Have a program where the user inputs 10 int values into the array. Lastly I need to pull out the distinct values and display them. Added my second for loop which would determine if the the value is distinct (i.e. meaning if the number appears multiple times it is only displayed once).

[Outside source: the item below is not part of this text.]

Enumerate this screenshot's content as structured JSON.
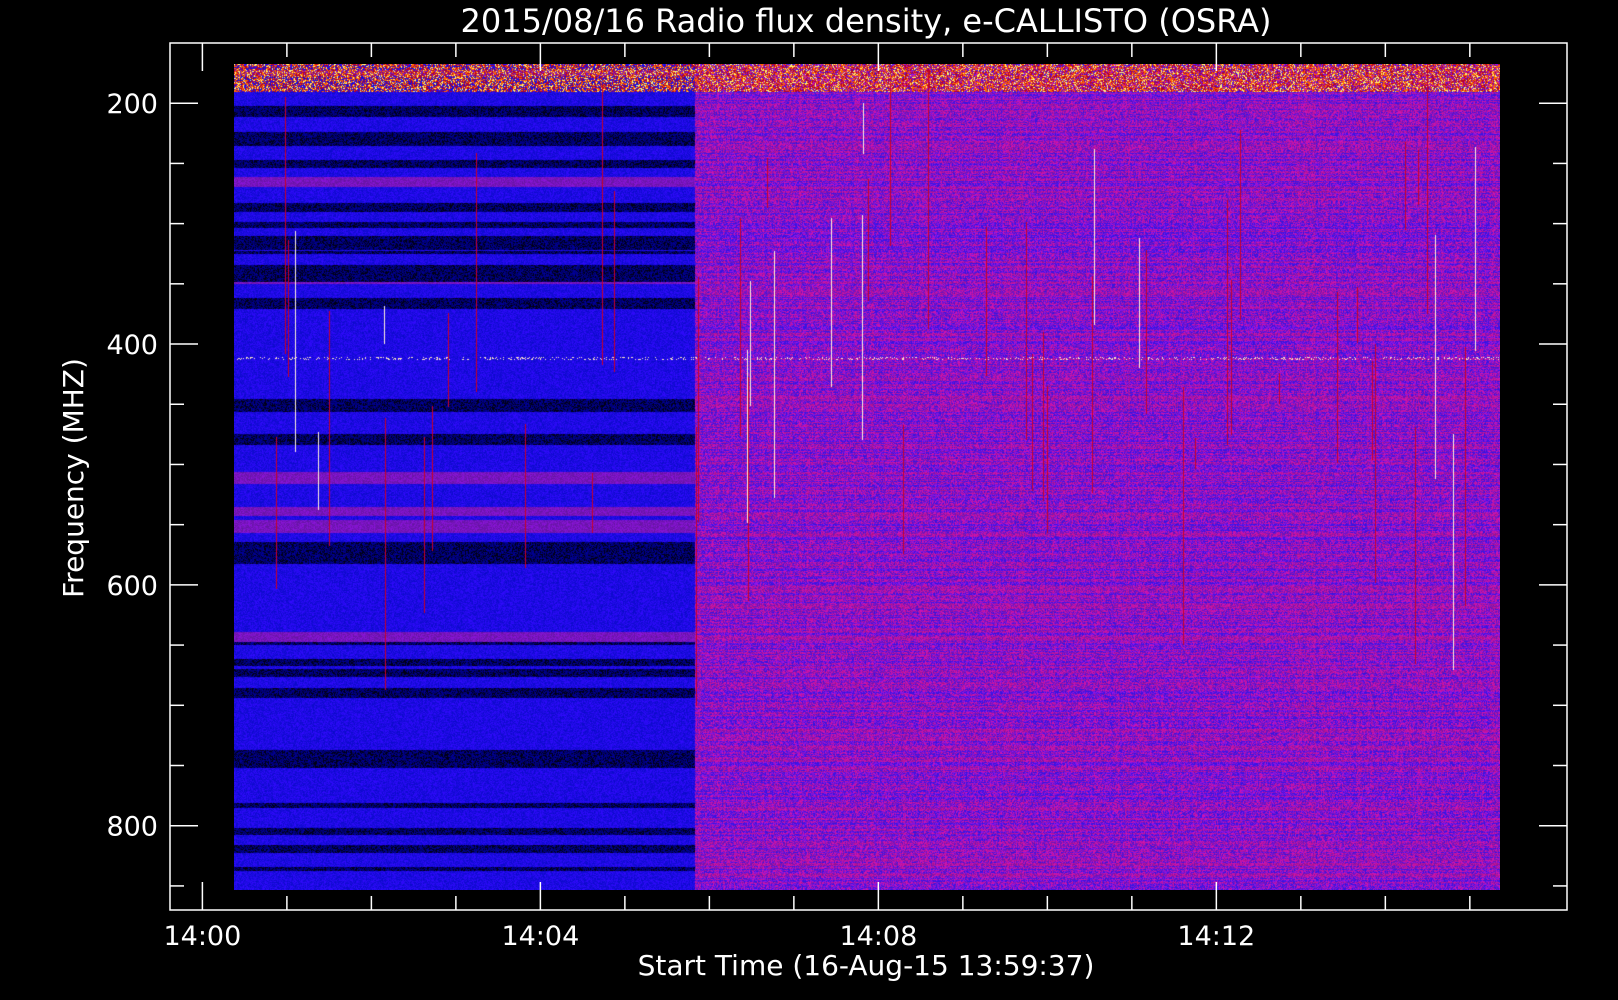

For instance, let say I pass in the numbers: 1, 2, 3, 2, 1, 6, 3, 4, 5, 2 the distinct array should only contain numbers {1, 2, 3, 6, 4, 5}

import java.util.Scanner;
import java.io.*;

public class ArrayDistinct {
 public static void main(String[] args) throws IOException {

 Scanner input = new Scanner(System.in);

 // Create arrays & variables  
 int arrayLength = 10;
 int[] numbers = new int[arrayLength];
 int[] distinctArray = new int[arrayLength];
 int count = 0;

 System.out.println("Program starting...");
 System.out.print("Please enter in " + numbers.length + " numbers: ");

 for (int i = 0; i < numbers.length; i++) {
  numbers[i] = input.nextInt();
 }

 for (int i = 0; i < numbers.length; i++) {
  int temp = numbers[i];
  int tempTwo = numbers[i + 1];

  if (tempTwo == temp) {
   count++;
   distinctArray[i] = temp;
  }
 } 

 // Print out results

} // end main
} // end class

Answer 1

In Java 8

Stream< T > distinct()

Returns a stream consisting of the distinct elements (according to Object.equals(Object)) of this stream. For ordered streams, the selection of distinct elements is stable (for duplicated elements, the element appearing first in the encounter order is preserved.) For unordered streams, no stability guarantees are made.

Code:

   Integer[] array = new Integer[]{5, 10, 20, 58, 10};
   Stream.of(array)
         .distinct()
         .forEach(i -> System.out.print(" " + i));

Output:

5,10,20,58

Read More About distinct function

Answer 2

Try this :

Set<Integer> uniqueNumbers = new HashSet<Integer>(Arrays.asList(numbers));

uniqueNumbers will contain only unique values